Douglas closes every fifth branch in Europe

Must read

Emma Teitel
Emma Teitel
Emma Teitel is an award-winning national affairs columnist with the Toronto Star who writes about anything and everything. She got her start at Maclean's Magazine where she wrote frequently about women's issues, LGBT rights, and popular culture.

Europe’s largest perfumery chain Douglas responded with a massive austerity program on the Corona pandemic. Managing Director Tina Müller is planning to close until the autumn of next year, 500 of the 2400 stores in Europe, and to dismiss more than a thousand employees. In Germany alone, around 60 of 430 Douglas must go, therefore, 600 employees, stores in this country are affected by the finale.

The online business wants to expand, Müller continues.
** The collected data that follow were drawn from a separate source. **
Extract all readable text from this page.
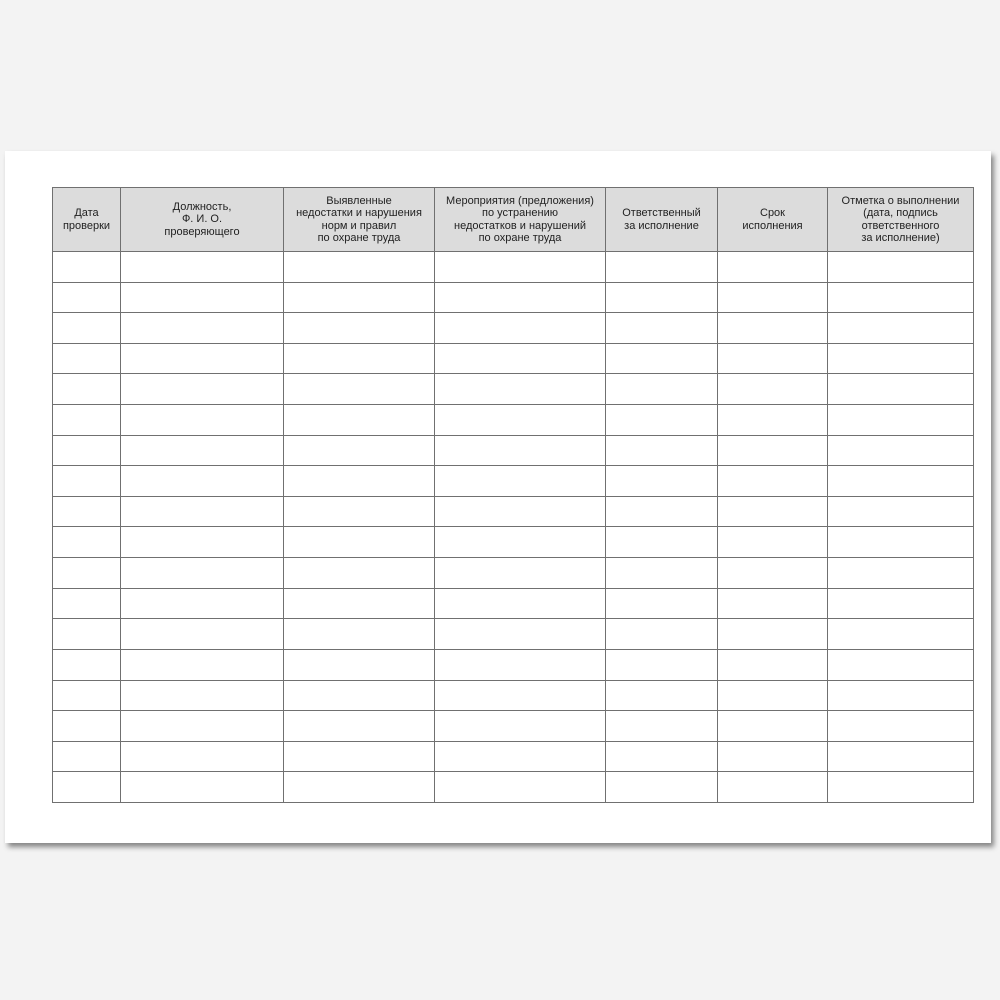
Дата
проверки	Должность,
Ф. И. О.
проверяющего	Выявленные
недостатки и нарушения
норм и правил
по охране труда	Мероприятия (предложения)
по устранению
недостатков и нарушений
по охране труда	Ответственный
за исполнение	Срок
исполнения	Отметка о выполнении
(дата, подпись
ответственного
за исполнение)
In 2020, the düsseldorf-based group reported here for the first time, more than a billion euros in sales and a double-digit operating profit margin.

The austerity programme was “a logical consequence of the Trend towards online trading,” said Miller of the MIRROR. “We adapt the branch network is now exactly as it is, from today’s point of view.” The movement in the online trade will continue to go. “And I can’t say exactly where the Online go travel,” says Müller.

Negotiations with the works Council

According to the MIRROR, Muller expects to downsize with a one-time cost of about 70 million euros. Operating profit will rise each year only by the branch closures of approximately 100 million euros, terminated employees in Germany are to be supported from a transfer Agency. “We know how difficult it is currently in the retail trade is to find a new Job,” says Müller. “The staff, of whom we have to part here, we want to help in career transition.”

The Management is negotiating currently with the works councils on compensation. In this case, no differences should be made between branches, with or without a works Council. The compensation offer of the group is higher than is common in the industry.

Douglas has been fighting for some time with excess capacity in the stationary retail trade. Especially in southern Europe, the branch network has grown by means of earlier acquisitions, but the customers go back to the frequencies in the inner cities – is also reinforced by the Corona pandemic. In the past fiscal year, which ended in September, posted the group at 3.2 billion euros, a total of 6.4 per cent less turnover.

From the point of view of Muller that is already a success in the face of a massive slump in Sales in the retail business, which was offset by the increase in E-Commerce, at least a little. The high cost could not be ironed out, however. The operating result declined by over 16.7 percent to 292 million euros.

The online trading Douglas wants to expand even further, and the remaining branches are increasingly integrated. For the past fiscal year, the düsseldorf reported in the digital business, a 40.6 per cent growth to 822 million euros in sales. A quarter of the business generated by the chain, in the meantime, online, in the home market of almost 40 percent. In the long term, Miller wants to rebuild the perfumery chain to an online retailer with a connected branch network.